Should PARSE Rules Always Be BLOCK!s ?

hostilefork · November 7, 2020, 5:26am

At the top level, PARSE allows only a BLOCK! rule.

>> parse ["abc"] "abc" 
** Script Error: parse does not allow #[datatype! text!] for its rules argument

But when a rule is being invoked by reference, you get the option of that reference not having to be a BLOCK!:

>> rule: "abc"

>> parse ["abc"] [rule]
== ["abc"]

Being able to break down your parse rules into named subexpressions is one of the huge advantages PARSE has over things like RegEx.

But there are questions raised about whether certain fetched contents from names should be matched as value, matched as rule, or considered errors.

As an example: What do you think this should do?

>> x: first [skip]
== skip

>> parse [skip skip] [some x]
???

There seem to be three possibilities for what [some x] does in this context:

First Possibility: match x as rule, e.g. act like [some skip]

This is what R3-Alpha does, and allowing "rule indirection"... e.g. if a word looked up to a word that was a rule, it could be used:

r3-alpha>> x: first [skip]
== skip

r3-alpha>> parse [skip skip] [some x]  
== true

On the surface, this has the appeal of generality and the substitution principle. It implies any term that could occur in the rules as source could be put behind a WORD!.

 >> x: '(print "Hi!")
 == (print "Hi")

 >> parse "aa" [some ["a" x]]
 Hi!
 Hi!
 == "aa"

I am not a fan of this. It may be what you meant when it's something like a word or group, I think the more likely intent with a generic X would be that you were trying to match the content literally.

(And retriggering rules looked up via WORD! is very sketchy...especially if the rule takes arguments. Beyond being sketchy, it simply doesn't work in the UPARSE combinator model.)
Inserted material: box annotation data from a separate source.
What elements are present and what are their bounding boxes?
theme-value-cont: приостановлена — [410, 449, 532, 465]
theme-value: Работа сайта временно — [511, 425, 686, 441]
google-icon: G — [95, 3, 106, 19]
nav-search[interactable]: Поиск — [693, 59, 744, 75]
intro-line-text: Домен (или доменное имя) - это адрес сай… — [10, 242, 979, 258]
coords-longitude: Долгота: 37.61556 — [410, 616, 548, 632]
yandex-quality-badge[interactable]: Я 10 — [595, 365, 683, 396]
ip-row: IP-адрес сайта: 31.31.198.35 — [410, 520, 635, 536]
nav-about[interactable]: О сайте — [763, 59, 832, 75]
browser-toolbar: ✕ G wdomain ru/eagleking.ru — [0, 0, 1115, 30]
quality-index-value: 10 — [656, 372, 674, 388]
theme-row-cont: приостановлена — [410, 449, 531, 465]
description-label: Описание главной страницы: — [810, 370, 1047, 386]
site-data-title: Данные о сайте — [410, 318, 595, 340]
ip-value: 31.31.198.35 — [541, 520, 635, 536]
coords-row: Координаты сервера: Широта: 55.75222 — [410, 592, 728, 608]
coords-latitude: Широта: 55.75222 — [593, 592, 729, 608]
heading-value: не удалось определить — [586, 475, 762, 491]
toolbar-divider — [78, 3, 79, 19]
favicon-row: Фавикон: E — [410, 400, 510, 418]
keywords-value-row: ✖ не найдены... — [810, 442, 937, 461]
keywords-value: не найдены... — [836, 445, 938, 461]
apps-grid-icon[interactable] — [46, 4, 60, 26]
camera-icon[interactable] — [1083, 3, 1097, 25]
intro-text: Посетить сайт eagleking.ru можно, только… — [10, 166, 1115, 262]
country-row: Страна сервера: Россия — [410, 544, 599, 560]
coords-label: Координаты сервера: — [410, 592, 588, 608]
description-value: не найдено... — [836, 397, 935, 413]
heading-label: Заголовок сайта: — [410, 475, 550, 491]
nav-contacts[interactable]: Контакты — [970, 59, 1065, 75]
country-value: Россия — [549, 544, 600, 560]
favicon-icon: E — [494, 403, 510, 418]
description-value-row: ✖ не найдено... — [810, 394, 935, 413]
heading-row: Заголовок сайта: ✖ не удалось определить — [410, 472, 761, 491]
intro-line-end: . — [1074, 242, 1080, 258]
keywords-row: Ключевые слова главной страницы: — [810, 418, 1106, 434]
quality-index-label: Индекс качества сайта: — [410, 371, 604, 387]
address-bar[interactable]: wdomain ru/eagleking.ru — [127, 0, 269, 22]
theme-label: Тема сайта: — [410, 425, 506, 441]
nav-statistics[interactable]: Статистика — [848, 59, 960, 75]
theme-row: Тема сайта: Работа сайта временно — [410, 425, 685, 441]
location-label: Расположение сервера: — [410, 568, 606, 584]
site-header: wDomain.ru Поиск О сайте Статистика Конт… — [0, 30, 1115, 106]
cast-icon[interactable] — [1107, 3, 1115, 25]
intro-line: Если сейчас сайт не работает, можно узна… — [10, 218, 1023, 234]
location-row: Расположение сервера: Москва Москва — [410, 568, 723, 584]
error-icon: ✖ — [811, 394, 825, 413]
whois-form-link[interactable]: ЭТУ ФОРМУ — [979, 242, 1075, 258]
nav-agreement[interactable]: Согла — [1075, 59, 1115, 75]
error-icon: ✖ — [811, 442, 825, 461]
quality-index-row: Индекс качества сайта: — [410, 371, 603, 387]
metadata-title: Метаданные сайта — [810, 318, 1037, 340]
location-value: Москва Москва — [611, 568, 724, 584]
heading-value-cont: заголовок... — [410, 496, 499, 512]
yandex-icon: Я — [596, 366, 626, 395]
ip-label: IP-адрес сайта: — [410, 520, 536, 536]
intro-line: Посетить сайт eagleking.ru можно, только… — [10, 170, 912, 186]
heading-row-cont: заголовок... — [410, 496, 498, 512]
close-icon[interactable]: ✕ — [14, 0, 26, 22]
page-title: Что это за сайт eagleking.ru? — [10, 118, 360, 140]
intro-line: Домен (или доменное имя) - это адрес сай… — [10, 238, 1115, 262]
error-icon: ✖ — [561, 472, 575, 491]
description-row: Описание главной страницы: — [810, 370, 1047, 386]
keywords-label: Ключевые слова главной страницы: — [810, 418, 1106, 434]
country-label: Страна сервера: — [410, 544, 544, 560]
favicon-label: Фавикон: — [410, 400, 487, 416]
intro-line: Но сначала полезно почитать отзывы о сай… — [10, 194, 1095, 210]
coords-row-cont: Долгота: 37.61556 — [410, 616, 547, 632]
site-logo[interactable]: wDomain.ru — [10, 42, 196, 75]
Second Possibility: match x as value, e.g. act like [some 'skip]

Despite this being more likely what you meant, there's no need to guess. We have a new means of accomplishing this with the @-types that is much more general:

>> parse [skip skip] [some @x]
== skip

This lets you fetch a value and match it literally. So BLOCK! is not matched as a rule either:

>> block: [some "a"]
== [some "a"]

>> parse [[some "a"] [some "a"]] [some @block]
== [some "a"]

Third (Best) Possibility: Error

I feel a twinge of prescriptivism in saying that you either use the @xxx syntax at your reference sites or you form your subrules as proper blocks -or- inert values (strings and binaries).

So I think this is the option we should go with.

hostilefork · June 26, 2023, 6:17pm

While words-looking-up-to-words were prohibited (along with words looking up to integer, or group, etc.), I thought maybe supporting QUOTED! would be all right. It seemed like variables holding quoted things were kind of rare, and it could help with efficiency.

>> rule: first ['skip]
== 'skip

>> parse [skip skip skip] [some rule]
== skip

This optimization over rule: ['skip] is only going to be applicable when the user of the rule is using it abstractly...e.g. they don't know enough to know whether it's something complex that's got a lot of rules in it or if it's just matching a single value. What we lose here is the optimization that the authors of such rules could avoid the overhead of a BLOCK! and still say rule undecorated vs. need to psychically choose between @rule and rule based on how the rule is expressed.

So this exception was carried over from PARSE3 to UPARSE.

But nowadays, QUOTED!s aren't so rare. You might be intending to actually match quoted skip, and giving an error could provide guidance to use the @ operations.

Also, making these "optimized rules" isn't the most intuitive thing in the world. e.g. the person making the rule has to quote the quoted somehow:

rule: ''something
rule: first ['something]

Cleanliness-wise, using a block is more obvious, and looks more "rule-like" in that it's how you would write the match inline.

rule: ['something]

In practice, I've just about never used the QUOTED!-to-avoid-a-block optimization. It's a very rare scenario...now that @ exists, that covers most cases in a much more clear way (because what you're matching in the variable can be as-is). So it's an optimization for an almost-never-occuring case of using a rule written by someone else that has nothing to match but a single literal item.

Actually...I can't think of this having come up, ever. Hence the potential for confusion of not catching when someone actually meant to match a QUOTED! is almost certainly too great. I'm going to kill it.

_{As usual...I'm glad we had this talk.}